The reliance on implicit point matching via attention has become a core bottleneck in drag-based editing, resulting in a fundamental compromise on weakened inversion strength and costly test-time optimization (TTO). This compromise severely limits the generative capabilities of diffusion models, suppressing high-fidelity inpainting and text-guided creation. In this paper, we introduce LazyDrag, the first drag-based image editing method for Multi-Modal Diffusion Transformers, which directly eliminates the reliance on implicit point matching. In concrete terms, our method generates an explicit correspondence map from user drag inputs as a reliable reference to boost the attention control. This reliable reference opens the potential for a stable full-strength inversion process, which is the first in the drag-based editing task. It obviates the necessity for TTO and unlocks the generative capability of models. Therefore, LazyDrag naturally unifies precise geometric control with text guidance, enabling complex edits that were previously out of reach: opening the mouth of a dog and inpainting its interior, generating new objects like a ``tennis ball'', or for ambiguous drags, making context-aware changes like moving a hand into a pocket. Additionally, LazyDrag supports multi-round workflows with simultaneous move and scale operations. Evaluated on the DragBench, our method outperforms baselines in drag accuracy and perceptual quality, as validated by VIEScore and human evaluation. LazyDrag not only establishes new state-of-the-art performance, but also paves a new way to editing paradigms.

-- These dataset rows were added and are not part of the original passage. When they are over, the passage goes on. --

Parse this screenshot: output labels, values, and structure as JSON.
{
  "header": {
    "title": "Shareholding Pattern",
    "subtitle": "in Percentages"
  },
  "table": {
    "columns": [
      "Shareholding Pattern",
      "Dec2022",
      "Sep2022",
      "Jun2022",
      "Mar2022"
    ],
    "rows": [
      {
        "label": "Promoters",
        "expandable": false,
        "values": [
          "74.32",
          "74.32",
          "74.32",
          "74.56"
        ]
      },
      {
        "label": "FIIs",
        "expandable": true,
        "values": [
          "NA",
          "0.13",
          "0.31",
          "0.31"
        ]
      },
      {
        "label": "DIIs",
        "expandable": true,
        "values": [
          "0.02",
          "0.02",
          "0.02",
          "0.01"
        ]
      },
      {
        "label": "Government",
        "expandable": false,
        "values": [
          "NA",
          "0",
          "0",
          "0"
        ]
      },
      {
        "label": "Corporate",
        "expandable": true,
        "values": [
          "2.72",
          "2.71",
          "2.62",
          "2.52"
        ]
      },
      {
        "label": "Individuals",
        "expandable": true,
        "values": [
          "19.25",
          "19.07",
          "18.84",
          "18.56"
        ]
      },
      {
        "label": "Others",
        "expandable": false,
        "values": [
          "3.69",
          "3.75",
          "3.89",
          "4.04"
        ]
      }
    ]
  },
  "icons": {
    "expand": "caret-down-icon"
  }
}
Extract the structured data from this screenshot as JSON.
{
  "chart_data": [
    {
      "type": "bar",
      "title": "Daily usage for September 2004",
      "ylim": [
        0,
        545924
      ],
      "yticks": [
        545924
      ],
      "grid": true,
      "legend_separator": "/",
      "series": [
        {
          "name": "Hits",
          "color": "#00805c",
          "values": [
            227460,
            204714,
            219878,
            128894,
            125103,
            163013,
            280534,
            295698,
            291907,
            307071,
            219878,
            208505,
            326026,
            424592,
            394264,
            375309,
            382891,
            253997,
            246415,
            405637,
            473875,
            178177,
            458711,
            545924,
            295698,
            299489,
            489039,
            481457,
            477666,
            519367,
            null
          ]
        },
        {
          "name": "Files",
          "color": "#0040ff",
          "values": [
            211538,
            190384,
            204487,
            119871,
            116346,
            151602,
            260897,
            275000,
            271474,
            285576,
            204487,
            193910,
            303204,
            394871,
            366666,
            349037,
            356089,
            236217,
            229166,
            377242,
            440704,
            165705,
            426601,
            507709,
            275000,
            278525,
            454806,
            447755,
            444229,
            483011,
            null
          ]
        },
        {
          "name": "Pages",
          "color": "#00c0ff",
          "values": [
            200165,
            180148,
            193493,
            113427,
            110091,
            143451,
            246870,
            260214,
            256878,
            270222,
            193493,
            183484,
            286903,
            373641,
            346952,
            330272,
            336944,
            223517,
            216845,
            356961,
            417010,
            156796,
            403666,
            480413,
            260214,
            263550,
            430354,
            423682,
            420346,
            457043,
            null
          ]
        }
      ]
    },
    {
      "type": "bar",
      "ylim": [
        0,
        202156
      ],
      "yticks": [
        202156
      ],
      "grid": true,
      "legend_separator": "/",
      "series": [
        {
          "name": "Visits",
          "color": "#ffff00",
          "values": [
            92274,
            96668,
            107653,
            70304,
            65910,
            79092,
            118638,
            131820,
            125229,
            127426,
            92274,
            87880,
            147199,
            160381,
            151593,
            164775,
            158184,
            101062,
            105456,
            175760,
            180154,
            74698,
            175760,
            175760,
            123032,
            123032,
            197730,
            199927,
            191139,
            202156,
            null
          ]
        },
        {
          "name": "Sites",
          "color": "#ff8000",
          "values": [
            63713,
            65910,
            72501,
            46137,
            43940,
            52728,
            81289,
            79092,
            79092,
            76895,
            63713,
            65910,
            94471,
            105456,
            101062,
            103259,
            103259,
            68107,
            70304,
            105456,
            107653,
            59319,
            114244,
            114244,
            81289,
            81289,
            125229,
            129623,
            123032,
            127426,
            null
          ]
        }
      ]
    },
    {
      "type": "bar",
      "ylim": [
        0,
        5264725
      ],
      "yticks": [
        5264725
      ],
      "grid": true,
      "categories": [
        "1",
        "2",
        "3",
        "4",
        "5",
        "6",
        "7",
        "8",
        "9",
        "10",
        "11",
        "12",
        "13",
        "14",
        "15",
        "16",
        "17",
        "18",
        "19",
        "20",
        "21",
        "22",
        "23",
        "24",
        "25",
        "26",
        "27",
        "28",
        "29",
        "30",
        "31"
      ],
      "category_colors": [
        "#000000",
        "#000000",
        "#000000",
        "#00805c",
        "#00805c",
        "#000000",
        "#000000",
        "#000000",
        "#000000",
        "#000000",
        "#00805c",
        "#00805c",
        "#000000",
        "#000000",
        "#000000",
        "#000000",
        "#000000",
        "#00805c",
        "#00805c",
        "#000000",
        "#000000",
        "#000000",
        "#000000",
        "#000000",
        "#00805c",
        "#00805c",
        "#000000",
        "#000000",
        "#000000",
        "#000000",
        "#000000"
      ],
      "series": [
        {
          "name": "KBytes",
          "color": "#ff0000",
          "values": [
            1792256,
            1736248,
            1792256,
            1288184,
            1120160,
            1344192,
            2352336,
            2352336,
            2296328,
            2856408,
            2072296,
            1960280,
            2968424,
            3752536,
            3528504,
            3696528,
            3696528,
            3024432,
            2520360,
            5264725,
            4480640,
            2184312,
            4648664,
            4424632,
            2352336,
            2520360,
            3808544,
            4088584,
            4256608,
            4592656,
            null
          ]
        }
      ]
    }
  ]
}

翻译：依赖注意力机制进行隐式点匹配已成为拖拽式编辑的核心瓶颈，导致必须在弱化反演强度与高成本测试时优化之间做出根本性妥协。这种妥协严重限制了扩散模型的生成能力，抑制了高保真修复与文本引导创作。本文提出LazyDrag——首个面向多模态扩散Transformer的拖拽式图像编辑方法，该方法直接消除了对隐式点匹配的依赖。具体而言，我们的方法根据用户拖拽输入生成显式对应关系图，作为增强注意力控制的可靠参照。这一可靠参照为实现稳定的全强度反演过程创造了可能，这在拖拽式编辑任务中尚属首次。该方法无需测试时优化，充分释放了模型的生成潜力。因此，LazyDrag自然地将精确几何控制与文本引导相统一，实现了以往难以达成的复杂编辑：如张开狗嘴并修复其内部结构、生成“网球”等新物体，或针对模糊拖拽操作做出上下文感知的调整（例如将手移入衣袋）。此外，LazyDrag支持包含同步移动与缩放操作的多轮工作流程。在DragBench基准测试中，我们的方法在拖拽精度与感知质量方面均超越基线模型，VIEScore指标与人工评估结果均验证了其优越性。LazyDrag不仅确立了新的性能标杆，更为编辑范式开辟了新路径。